I am trying to parse screen-scraped data using Zend_Dom_Query, but I am struggling how to apply it properly for my case, and all other answers I have seen on SO make assumptions that quite frankly scare me with their naiveté.
A typical example is How to Pass Array from Zend Dom Query Results to table where pairs of data points are being extracted from the documents body through the use of separate calls to the query()
method.
$year = $dom->query('.secondaryInfo');
$rating = $dom->query('.ratingColumn');
Where the underlying assumptions are that an equal number of $year
and $rating
results exist AND that they are correctly aligned with each other within the document.
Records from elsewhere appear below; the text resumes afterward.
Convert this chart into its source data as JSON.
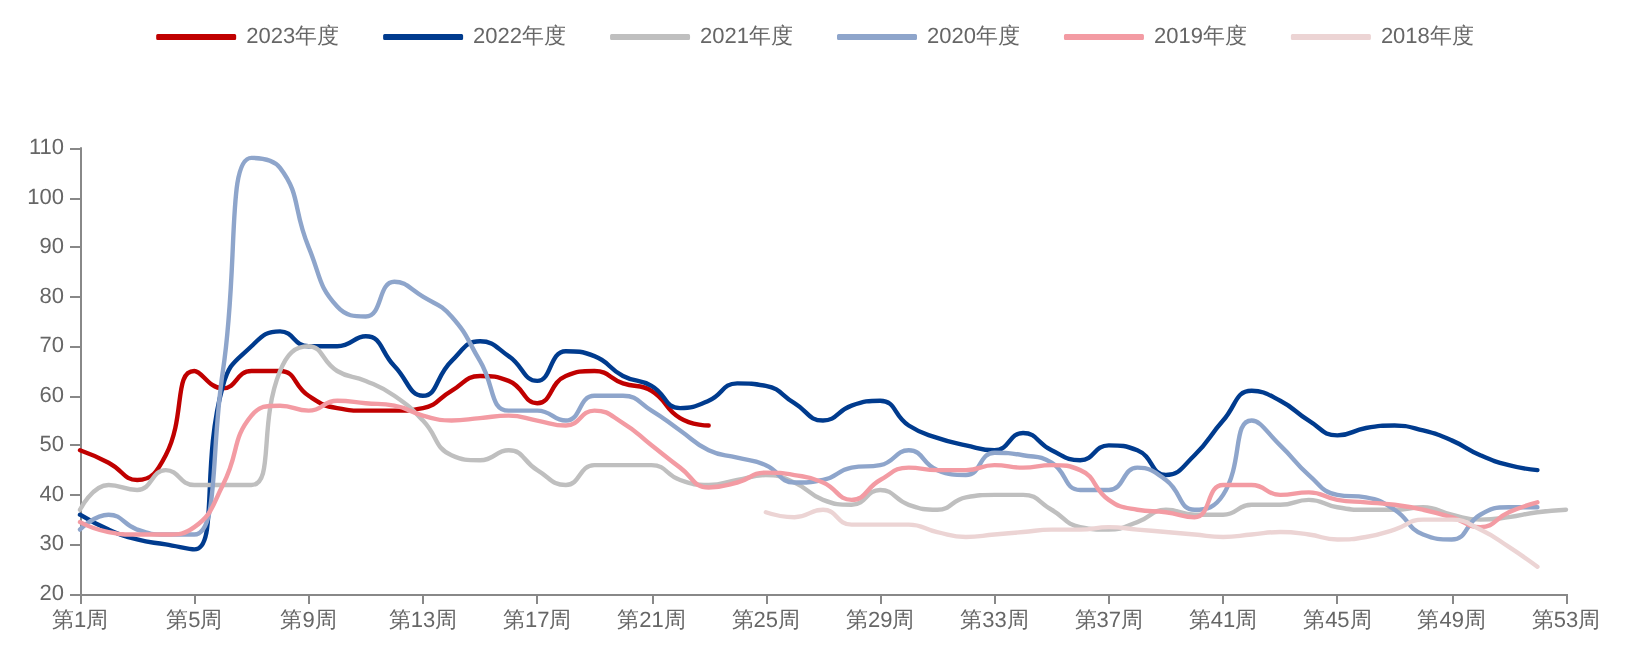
{
  "chart_data": {
    "type": "line",
    "categories": [
      "第1周",
      null,
      null,
      null,
      "第5周",
      null,
      null,
      null,
      "第9周",
      null,
      null,
      null,
      "第13周",
      null,
      null,
      null,
      "第17周",
      null,
      null,
      null,
      "第21周",
      null,
      null,
      null,
      "第25周",
      null,
      null,
      null,
      "第29周",
      null,
      null,
      null,
      "第33周",
      null,
      null,
      null,
      "第37周",
      null,
      null,
      null,
      "第41周",
      null,
      null,
      null,
      "第45周",
      null,
      null,
      null,
      "第49周",
      null,
      null,
      null,
      "第53周"
    ],
    "series": [
      {
        "name": "2023年度",
        "color": "#c00000",
        "values": [
          49,
          46.5,
          43,
          48,
          65,
          61.5,
          65,
          65,
          60,
          57.5,
          57,
          57,
          57.5,
          61,
          64,
          63,
          58.5,
          64,
          65,
          62.5,
          61,
          55.5,
          54,
          null,
          null,
          null,
          null,
          null,
          null,
          null,
          null,
          null,
          null,
          null,
          null,
          null,
          null,
          null,
          null,
          null,
          null,
          null,
          null,
          null,
          null,
          null,
          null,
          null,
          null,
          null,
          null,
          null,
          null
        ]
      },
      {
        "name": "2022年度",
        "color": "#003b8e",
        "values": [
          36,
          33,
          31,
          30,
          29,
          62,
          70,
          73,
          70,
          70,
          72,
          66,
          60,
          67,
          71,
          68,
          63,
          69,
          68,
          64,
          62,
          57.5,
          59,
          62.5,
          62,
          58.5,
          55,
          58,
          59,
          54,
          51.5,
          50,
          49,
          52.5,
          49,
          47,
          50,
          49,
          44,
          48,
          55,
          61,
          59,
          55,
          52,
          53.5,
          54,
          53,
          51,
          48,
          46,
          45,
          null
        ]
      },
      {
        "name": "2021年度",
        "color": "#bfbfbf",
        "values": [
          37,
          42,
          41,
          45,
          42,
          42,
          42,
          65,
          70,
          65,
          63,
          60,
          55,
          48,
          47,
          49,
          45,
          42,
          46,
          46,
          46,
          43,
          42,
          43,
          44,
          42.5,
          39,
          38,
          41,
          38,
          37,
          39.5,
          40,
          40,
          37,
          33.5,
          33,
          34.5,
          37,
          36,
          36,
          38,
          38,
          39,
          37.5,
          37,
          37,
          37.5,
          36,
          35,
          35.5,
          36.5,
          37
        ]
      },
      {
        "name": "2020年度",
        "color": "#8ea5cb",
        "values": [
          33,
          36,
          33,
          32,
          32,
          65,
          108,
          106,
          90,
          78,
          76,
          83,
          80,
          76,
          67,
          57,
          57,
          55,
          60,
          60,
          57,
          53,
          49,
          47.5,
          46,
          42.5,
          43,
          45.5,
          46,
          49,
          45,
          44,
          48.5,
          48,
          46.5,
          41,
          41,
          45.5,
          43,
          37,
          40,
          55,
          50,
          44,
          40,
          39.5,
          37,
          32,
          31,
          36,
          37.5,
          37.5,
          null
        ]
      },
      {
        "name": "2019年度",
        "color": "#f39ba3",
        "values": [
          34.5,
          32.5,
          32,
          32,
          33.5,
          42,
          56,
          58,
          57,
          59,
          58.5,
          58,
          56,
          55,
          55.5,
          56,
          55,
          54,
          57,
          54.5,
          50,
          45.5,
          41.5,
          42.5,
          44.5,
          44,
          42.5,
          39,
          43,
          45.5,
          45,
          45,
          46,
          45.5,
          46,
          45,
          39,
          37,
          36.5,
          35.5,
          42,
          42,
          40,
          40.5,
          39,
          38.5,
          38,
          37,
          35.5,
          33.5,
          36.5,
          38.5,
          null
        ]
      },
      {
        "name": "2018年度",
        "color": "#ecd4d4",
        "values": [
          null,
          null,
          null,
          null,
          null,
          null,
          null,
          null,
          null,
          null,
          null,
          null,
          null,
          null,
          null,
          null,
          null,
          null,
          null,
          null,
          null,
          null,
          null,
          null,
          36.5,
          35.5,
          37,
          34,
          34,
          34,
          32.5,
          31.5,
          32,
          32.5,
          33,
          33,
          33.5,
          33,
          32.5,
          32,
          31.5,
          32,
          32.5,
          32,
          31,
          31.5,
          33,
          35,
          35,
          33,
          29.5,
          25.5,
          null
        ]
      }
    ],
    "ylim": [
      20,
      110
    ],
    "yticks": [
      20,
      30,
      40,
      50,
      60,
      70,
      80,
      90,
      100,
      110
    ],
    "legend": "top",
    "grid": false,
    "marker": "none"
  }
}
If either of those assumptions are wrong, then the extracted data is less than worthless - in fact it becomes all lies.
In my case I am trying to extract multiple chunks of data from a site, where each chunk is nominally of the form:
<p class="main" atrb1="value1">
<a href="#1" >href text 1</a>
<span class="sub1">
<span class="span1"></span>
<span class="sub2">
<span class="span2">data span2</span>
<a href="#2">href text 2</a>
</span>
<span class="sub3">
<span class="span3">
<p>Some other data</p>
<span class="sub4">
<span class="sub5">More data</span>
</span>
</span>
</span>
</span>
</p>
For each chunk, I need to grab data from various sections:
- ".main"
- ".main a"
- ".main .span2"
- ".main .sub2 a"
- ".main .span3 p"
- etc
And then process the set of data as one distinct unit, and not as multiple collections of different data.
I know I can hard code the selection of each element (and I currently do that), but that produces brittle code reliant on the source data being stable. And this week the data source yet again changed and I was bitten by my hard coded scraping failing to work. Thus I am trying to write robust code that can locate what I want without me having to care/know about the overall structure (Hmmm - Linq for php?)
So in my mind, I want the code to look something like
$dom = new Zend_Dom_Query($body);
$results = $dom->query('.main');
foreach ($results as $result)
{
$data1 = $result->query(".main a");
$data2 = $result->query(".main .span2");
$data3 = $result->query(".main .sub a");
etc
if ($data1 && $data2 && $data3) {
Do something
} else {
Do something else
}
}
Is it possible to do what I want with stock Zend/PHP function calls? Or do I need to write some sort of custom function to implement $result->query()
?